'Two Towers' is too long, but terrific
By BILLY NORRIS
© St. Petersburg Times
published December 23, 2002
Movie: The Lord of the Rings: The Two Towers
Summary: This is the followup to last year's hit The Lord of the Rings: The Fellowship of the Ring. In this second part of J.R.R. Tolkien's trilogy, the Fellowship has been torn apart. But each member of the Fellowship is ultimately working toward overpowering the corrupt wizard Saruman (Christopher Lee), defeating the Dark Lord Sauron and preventing the destruction of Middle-earth. Frodo Baggins (Elijah Wood), a hobbit who was chosen by the Fellowship to be the bearer of the One Ring, embarks on a journey to the land of Mordor to destroy the treacherous ring before the sheer power of it destroys him. Along with him is his faithful hobbit servant, Samwise Gamgee (Sean Astin). They encounter a split-personality creature named Gollum, a.k.a. Smeagol, who was the previous bearer of the ring, and take him hostage after catching him trying to steal the ring back. Meanwhile, the other members of the Fellowship, Legolas the elf (Orlando Bloom), Aragorn the human (Viggo Mortensen), and Gimli the dwarf (John Rhys-Davies), are aiding the people of Rohan in their preparations for a forthcoming war with the inhabitants of the two towers. Also, two other hobbits from the Fellowship, Pippin (Billy Boyd) and Merry (Dominic Monaghan) have been captured by the Orc army and are fighting for survival. The culmination of all of these missions is a gruesome battle of epic proportions.
Hobbit Frodo Baggins (Elijah Wood), journeys to Mordor to destroy the One Ring before its power destroys him in The Lord of the Rings: The Two Towers. [Photo: New Line]
My view: This is a very long movie (2 hours, 59 minutes). It's definitely a good idea to be wide-awake when you go see it. There's a big lull in the action right smack in the middle, and it opens your eyes to the fact that you still have an hour and a half of movie left to watch. Nevertheless, I enjoyed this one much more than the first. Though it was still complicated, the plot was much easier to follow. It still had that dark, scary ambience, but it also had its fair share of funny moments. The word "special" doesn't come close to doing the effects used here justice. The movie is positively swarming with them from start to finish, and they're stunning. The interaction between Gollum (who is computer-generated) and the live actors is nothing short of remarkable. I'd watch this film over the first one any day, but according to my friend Danielle Townsel, 15, this film wasn't as good as the first one because, she said, "They added in too much extra stuff, and it was too different from the J.R.R. Tolkien novel." She agreed that it was way too long as well.

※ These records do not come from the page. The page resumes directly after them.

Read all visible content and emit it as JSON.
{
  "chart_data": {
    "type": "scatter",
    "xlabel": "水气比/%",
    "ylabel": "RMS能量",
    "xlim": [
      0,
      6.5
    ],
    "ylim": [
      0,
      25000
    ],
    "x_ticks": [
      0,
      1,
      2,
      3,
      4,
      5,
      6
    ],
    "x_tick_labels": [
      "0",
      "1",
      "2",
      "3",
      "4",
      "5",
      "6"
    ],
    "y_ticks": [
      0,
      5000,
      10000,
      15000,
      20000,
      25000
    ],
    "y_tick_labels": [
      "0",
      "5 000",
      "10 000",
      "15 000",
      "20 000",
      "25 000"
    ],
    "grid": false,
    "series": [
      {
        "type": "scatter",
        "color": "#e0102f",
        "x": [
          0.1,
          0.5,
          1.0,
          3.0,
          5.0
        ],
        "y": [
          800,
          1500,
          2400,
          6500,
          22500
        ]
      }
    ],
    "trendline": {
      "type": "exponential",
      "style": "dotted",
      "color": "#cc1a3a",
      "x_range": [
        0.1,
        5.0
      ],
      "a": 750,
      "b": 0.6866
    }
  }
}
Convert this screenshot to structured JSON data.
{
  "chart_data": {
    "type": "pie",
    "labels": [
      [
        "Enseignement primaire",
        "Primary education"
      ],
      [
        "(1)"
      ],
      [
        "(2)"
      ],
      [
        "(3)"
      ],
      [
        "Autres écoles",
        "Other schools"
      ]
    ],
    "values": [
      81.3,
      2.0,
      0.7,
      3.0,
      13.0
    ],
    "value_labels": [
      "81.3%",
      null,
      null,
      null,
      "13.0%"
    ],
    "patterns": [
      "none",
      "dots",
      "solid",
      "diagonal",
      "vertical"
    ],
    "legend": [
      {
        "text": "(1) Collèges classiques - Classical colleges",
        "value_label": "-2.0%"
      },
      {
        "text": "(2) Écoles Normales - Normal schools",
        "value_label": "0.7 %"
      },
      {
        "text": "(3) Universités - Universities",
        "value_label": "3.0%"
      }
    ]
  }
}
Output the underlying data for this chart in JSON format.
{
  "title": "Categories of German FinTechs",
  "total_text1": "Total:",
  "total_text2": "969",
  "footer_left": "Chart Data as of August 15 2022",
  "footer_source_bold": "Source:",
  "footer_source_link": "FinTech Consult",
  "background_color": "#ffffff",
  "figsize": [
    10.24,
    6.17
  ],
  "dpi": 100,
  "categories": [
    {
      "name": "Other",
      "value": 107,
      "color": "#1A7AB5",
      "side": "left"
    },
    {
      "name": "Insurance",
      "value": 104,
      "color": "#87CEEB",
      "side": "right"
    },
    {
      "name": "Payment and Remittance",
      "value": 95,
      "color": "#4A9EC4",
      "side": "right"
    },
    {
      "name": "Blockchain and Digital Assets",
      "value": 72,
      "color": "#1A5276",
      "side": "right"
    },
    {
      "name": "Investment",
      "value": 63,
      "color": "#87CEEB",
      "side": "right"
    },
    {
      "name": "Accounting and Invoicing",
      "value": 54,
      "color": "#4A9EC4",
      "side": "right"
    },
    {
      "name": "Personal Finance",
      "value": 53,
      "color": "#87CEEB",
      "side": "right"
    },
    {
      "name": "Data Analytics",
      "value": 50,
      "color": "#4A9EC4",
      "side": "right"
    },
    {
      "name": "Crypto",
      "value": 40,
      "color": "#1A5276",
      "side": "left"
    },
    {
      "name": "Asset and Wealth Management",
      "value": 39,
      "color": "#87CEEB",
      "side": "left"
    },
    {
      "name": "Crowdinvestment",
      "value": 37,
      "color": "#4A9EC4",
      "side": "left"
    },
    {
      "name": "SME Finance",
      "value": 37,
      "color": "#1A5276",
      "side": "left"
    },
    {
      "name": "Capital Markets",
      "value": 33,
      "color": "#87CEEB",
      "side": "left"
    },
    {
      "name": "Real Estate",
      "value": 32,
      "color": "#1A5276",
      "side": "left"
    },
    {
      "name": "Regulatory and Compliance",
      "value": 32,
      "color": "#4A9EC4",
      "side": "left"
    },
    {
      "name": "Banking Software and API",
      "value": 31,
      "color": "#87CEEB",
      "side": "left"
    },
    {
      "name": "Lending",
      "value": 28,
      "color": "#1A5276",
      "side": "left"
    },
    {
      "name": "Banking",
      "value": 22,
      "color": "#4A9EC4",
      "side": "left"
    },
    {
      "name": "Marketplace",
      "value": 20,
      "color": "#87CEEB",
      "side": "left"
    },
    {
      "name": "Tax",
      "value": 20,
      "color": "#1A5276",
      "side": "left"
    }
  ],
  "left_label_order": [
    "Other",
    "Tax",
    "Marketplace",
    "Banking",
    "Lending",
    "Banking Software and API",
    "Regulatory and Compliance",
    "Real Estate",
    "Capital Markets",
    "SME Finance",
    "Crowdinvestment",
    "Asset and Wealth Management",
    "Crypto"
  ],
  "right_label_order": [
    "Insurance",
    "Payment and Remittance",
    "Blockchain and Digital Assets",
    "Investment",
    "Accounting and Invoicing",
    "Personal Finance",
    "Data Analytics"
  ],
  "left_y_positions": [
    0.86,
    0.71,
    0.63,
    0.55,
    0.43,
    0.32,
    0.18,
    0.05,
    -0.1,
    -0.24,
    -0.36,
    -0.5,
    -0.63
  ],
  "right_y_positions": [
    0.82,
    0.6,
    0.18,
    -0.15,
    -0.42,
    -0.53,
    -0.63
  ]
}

Favorite part: Gollum bore a strong physical resemblance to Dobby the house elf from Harry Potter and the Chamber of Secrets. This character went a step beyond the brilliant ones we've seen in the past, like Dobby and Star Wars' Yoda, though. The actor who provided Gollum's voice, Andy Serkis, actually acted out the part with all the appropriate movements and expressions on the set. Those motions were then plugged into a computer using new technology called "motion capture" and used to develop the extremely convincing character that Gollum turned out to be. He was the source of much of this film's humor.
Recommendations: The fight scenes are extremely graphic and violent, so the PG-13 rating is unquestionably right on. There's no doubt that Rings fans will love it. But, because there are so many characters and quite a few subplots, I highly recommend that you either read the books or see the first installment of the series before viewing this one.
-- Billy Norris, 15, is in the ninth grade at Seminole High School and is a former member of the Times X-Team.